“It will look like a clear case,” he went on. “The old gent will come here to-morrow morning, find the safe open, the window unlocked, the money gone—and Darrel’s knife on the floor! I’ll bet a row of ’dobies,” he added fiercely, “that will fix Darrel for good. What did he want to come back here for, anyhow? He ought to have had better sense. Lucky thing I had to run into town from Mohave Cañon, in order to fix up a scheme to knock Frank Merriwell out; and it’s lucky I was leaving the house and saw Darrel, and spied on him instead of giving a yell and facing him down. Oh, I reckon things are coming my way, all right! But Darrel—here! Who’d have dreamed of such a thing? There’ll be merry blazes when the old gent gets home to-morrow!”
Chuckling to himself, the plotter put out the lights, made his way to the front door, and was soon clear of the house and in the street. He had laid an evil train of circumstantial evidence, designed to benefit himself at the expense of Darrel.
[CHAPTER II.]
A STRANGER IN CAMP.
Frank Merriwell, junior, and his two chums, Owen Clancy and Billy Ballard, were camping at Tinaja Wells with the football squad of the Ophir Athletic Club. Besides Frank and his friends there were fifteen campers in the grove at the Wells, enumerated by Ballard as one professor, one Mexican, one Dutchman, and twelve knights of the pigskin.
The professor was Phineas Borrodaile. He hailed originally from a prep school in the middle West, had come to Arizona for his health, and, aided by the two Merriwells, senior and junior, had found wealth as well. The professor was now being retained as instructor by young Frank and his chums, thus enabling them to keep up with their studies while “roughing it” in the Southwest.

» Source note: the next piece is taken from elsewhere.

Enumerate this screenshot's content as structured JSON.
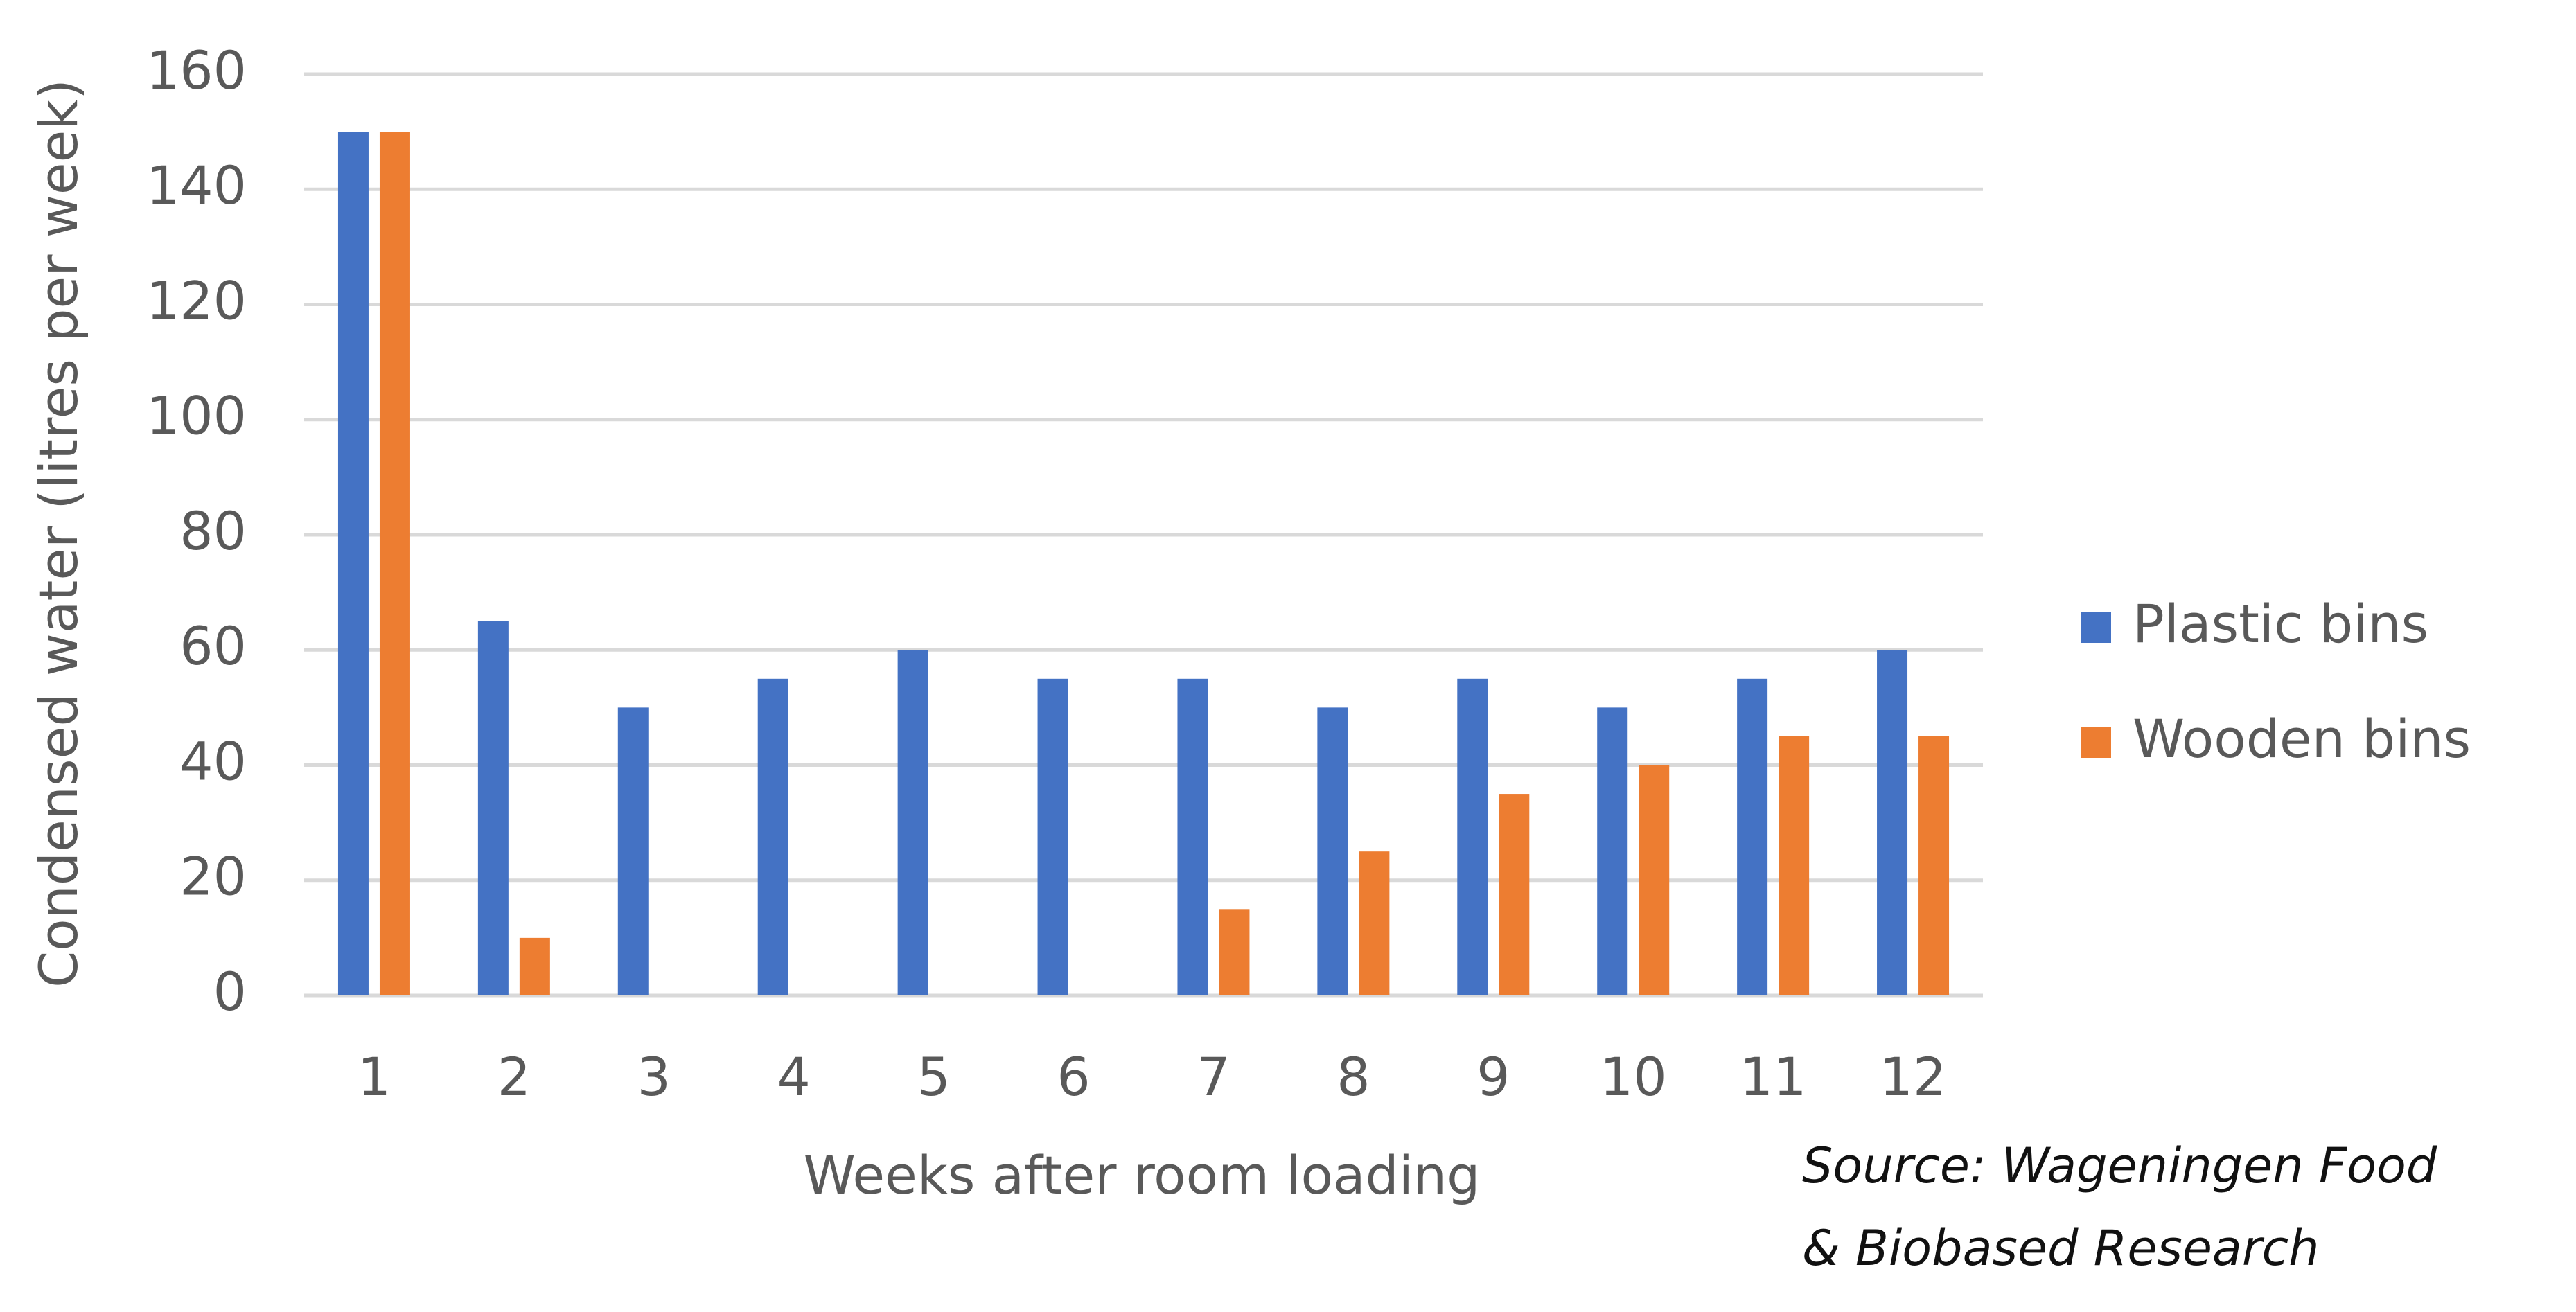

The Mexican was Silva, the packer. Silva had a burro train, and had packed the equipment of the campers over the fifteen miles separating Ophir from Tinaja Wells. For ten miles the trail was a good wagon road; but from Dolliver’s, at the mouth of Mohave Cañon, up the cañon to Tinaja Wells, the trail was a mere bridle path, and only pack animals could get over it. Hence the lads had found it necessary to make use of Silva and his burros.
The Mexican had hired out as cook, as well as packer; but two days of Silva’s red-hot Mexican cooking, with garlic trimmings, made it necessary for the boys either to line themselves with asbestos or get another cook. Clancy was sent in to Ophir and he came back with Fritz Gesundheit, the Dutchman. Fritz had presided over a chuck shanty in the cattle country, and carried recommendations which highly extolled his sour-dough bread, flap jacks, and crullers.
Fritz was nearly as broad as he was high, but he proved a chef of rare attainments. He would roll around between the stove and the chuck tent, and play an errorless game in his cooking and serving; but let him waddle out of his culinary environment and he was as full of blunders as a porcupine is of quills. For a lot of skylarking boys, he was an everlasting joy and a perpetual delight.
Silva resented the loss of his cooking job. He burned to revenge himself on the fat gringo chingado who had kicked the red peppers and the garlic out of camp and preëmpted the culinary department. Less than an hour after Fritz had evolved his first meal for the campers and covered himself with glory, the Mexican’s dark plots came to a head. Placing the professor’s mule, Uncle Sam, between two clumps of cholla cactus, he smilingly invited Fritz to take a ride.